Solved: up to date Arch can last for 2 decades on my cheap laptop, and use Flatpak for older versions of software.


With Arch-likes its ever so slightly harder to roll back package versions but still doable.
Considering kernel maintainers are only now removing support for i486 and i586 you will be fine for a long time with anything from the past 2 decades.
And push comes to shove you can just tell your package manager to not update something and not worry about it.
Like mentioned though, there are a lot of upgrades and they are constant so if bandwidth is a problem, a Debian-like might be more for you.
“Considering kernel maintainers are only now removing support for i486 and i586 you will be fine for a long time with anything from the past 2 decades.”
That sounds great, but still you need to download the latest release, and the newest software.
That’s the neat part, you don’t need to.
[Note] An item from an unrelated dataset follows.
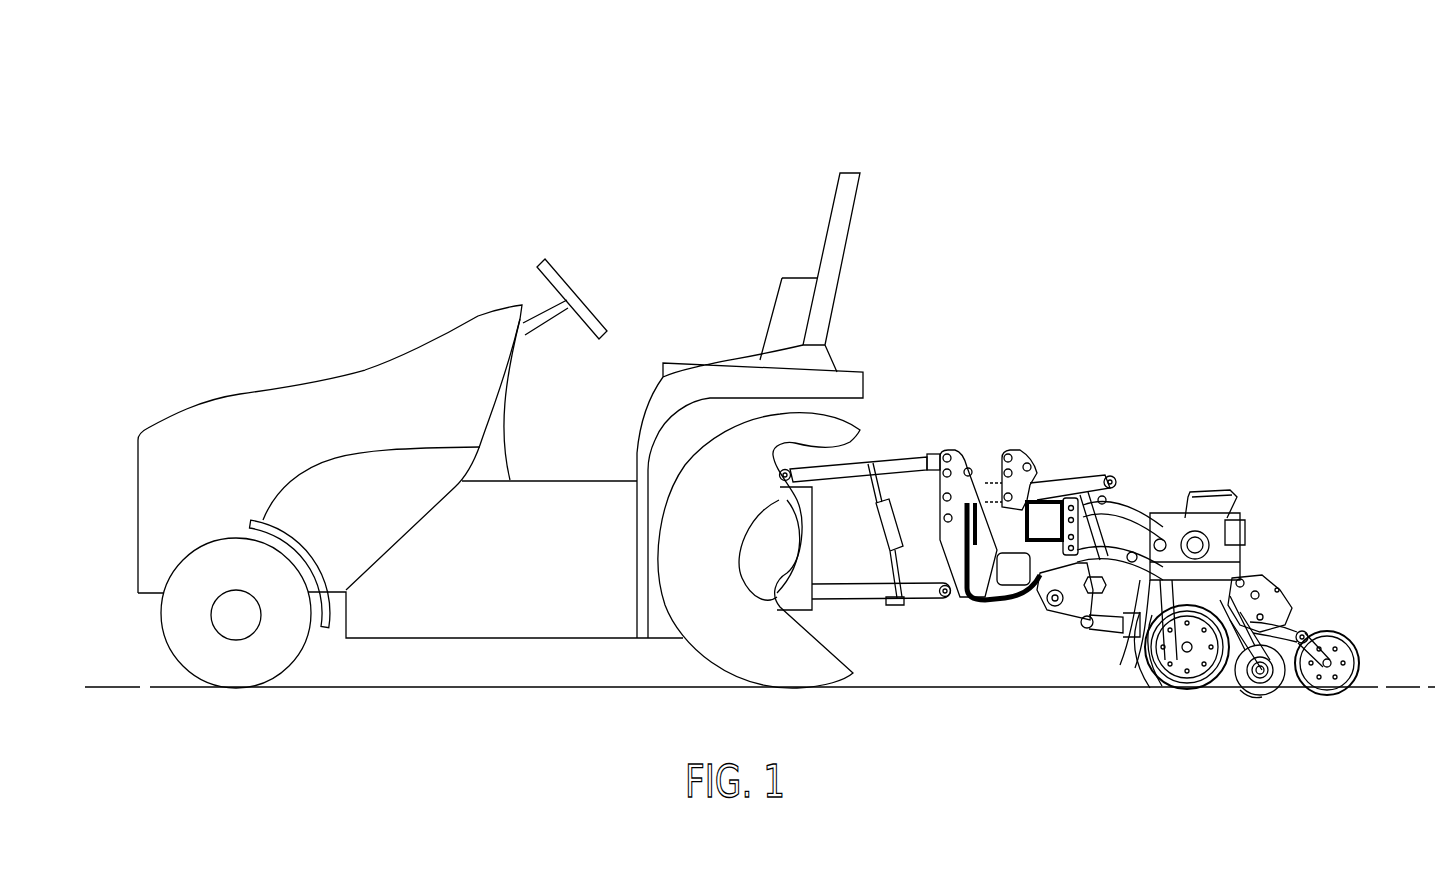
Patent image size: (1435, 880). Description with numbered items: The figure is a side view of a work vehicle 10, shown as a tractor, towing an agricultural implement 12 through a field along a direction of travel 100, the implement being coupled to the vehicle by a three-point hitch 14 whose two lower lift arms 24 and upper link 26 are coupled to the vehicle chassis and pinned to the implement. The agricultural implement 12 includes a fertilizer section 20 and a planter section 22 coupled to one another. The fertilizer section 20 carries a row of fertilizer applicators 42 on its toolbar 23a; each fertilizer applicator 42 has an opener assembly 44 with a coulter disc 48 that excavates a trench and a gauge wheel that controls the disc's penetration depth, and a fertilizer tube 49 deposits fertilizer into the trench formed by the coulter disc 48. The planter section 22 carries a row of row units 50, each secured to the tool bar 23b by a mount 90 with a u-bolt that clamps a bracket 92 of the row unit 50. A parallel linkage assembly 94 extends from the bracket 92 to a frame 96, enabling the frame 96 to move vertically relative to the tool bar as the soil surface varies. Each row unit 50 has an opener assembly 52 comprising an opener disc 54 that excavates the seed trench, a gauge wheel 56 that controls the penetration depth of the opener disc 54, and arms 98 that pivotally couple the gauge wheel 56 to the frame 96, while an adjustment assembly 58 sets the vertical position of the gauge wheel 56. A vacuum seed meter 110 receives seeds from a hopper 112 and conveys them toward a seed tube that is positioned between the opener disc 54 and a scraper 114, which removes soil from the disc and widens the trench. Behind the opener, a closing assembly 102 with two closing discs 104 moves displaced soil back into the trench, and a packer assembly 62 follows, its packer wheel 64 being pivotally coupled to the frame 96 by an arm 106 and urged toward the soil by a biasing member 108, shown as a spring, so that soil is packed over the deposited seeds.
You can just install any Linux distro and not upgrade. Obviously bad for security but you aren’t forced to upgrade ever.
My server is running a Debian-like and I’ve found release updates to be the most nerve racking process ever. Updating package repos and waiting for the whole system to refresh all the packages and fussing over what needs backports because a package is not in the new release repo… I dread it every year.
For arch I just have a snapper pacman hook to automatically create snapshots for my btrfs system so I can roll back if an update is just not working. Then just wait a few days and try again.
And if they go with CachyOS and choose Limine as the bootloader, it will be set up automatically! You can also install after the fact, as I did, but I agree that having hooks before and after package updates is very helpful and has come in handy a couple of times.